Yes. The llm parameter is per Agent, and each LLM instance carries its own model string. Through one gateway endpoint, a Claude analyst, a DeepSeek summarizer, and a Qwen translator coexist in the same crew under the same key.
Why does the model string need the openai/ prefix?
CrewAI's model layer uses LiteLLM, which resolves the provider client from the model string.

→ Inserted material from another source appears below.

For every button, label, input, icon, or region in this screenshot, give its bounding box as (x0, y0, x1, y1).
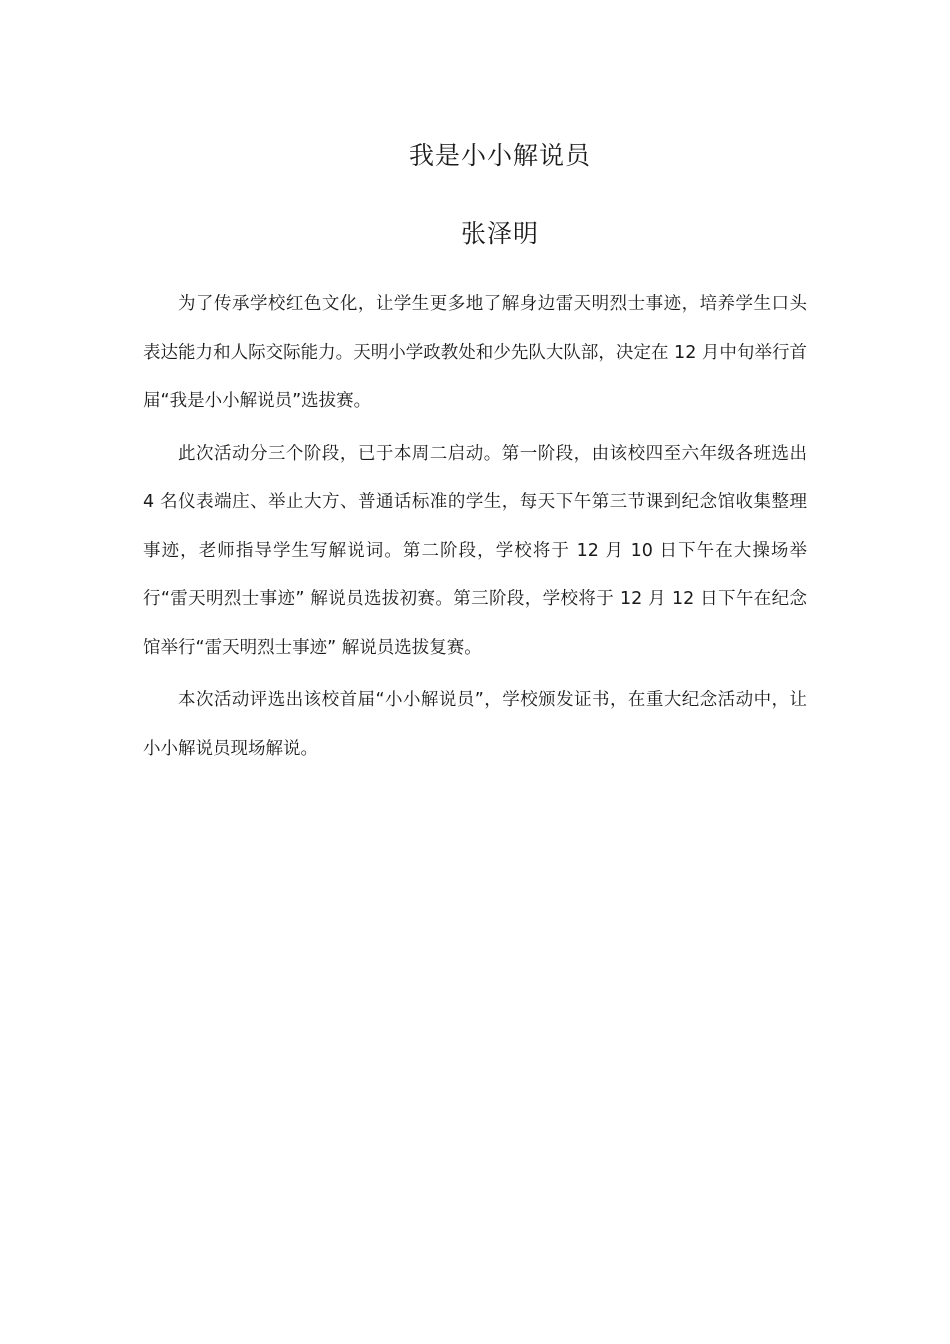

The openai/ prefix forces the chat-completions client aimed at your base_url. A bare claude-* id resolves to the Anthropic client instead and ignores your endpoint.
Which environment variables configure CrewAI without touching code?
OPENAI_API_BASE for the endpoint, OPENAI_API_KEY for the key, and OPENAI_MODEL_NAME for the default model (prefix included). Agents constructed without an explicit llm fall through to these, which suits containerized deployments.
What should manager_llm be in hierarchical mode?
The strongest reasoning model you run, typically claude-opus-4-7 or gpt-5.5. The manager decomposes work, delegates, and evaluates results, so its errors multiply across the crew while worker-seat errors stay local.
Does crew memory route through the gateway too?
Memory's embedding calls are configured separately through the embedder settings, not the agent llm. Agent chat traffic moves to the gateway; leave the embedder on its existing provider unless you migrate it deliberately.
How should I pin versions?
Pin crewai and let it own its bundled LiteLLM pin; upgrading them together avoids provider-resolution differences between environments. Record the crew's model ids alongside results the way you would record seeds, since dated catalog ids keep runs reproducible.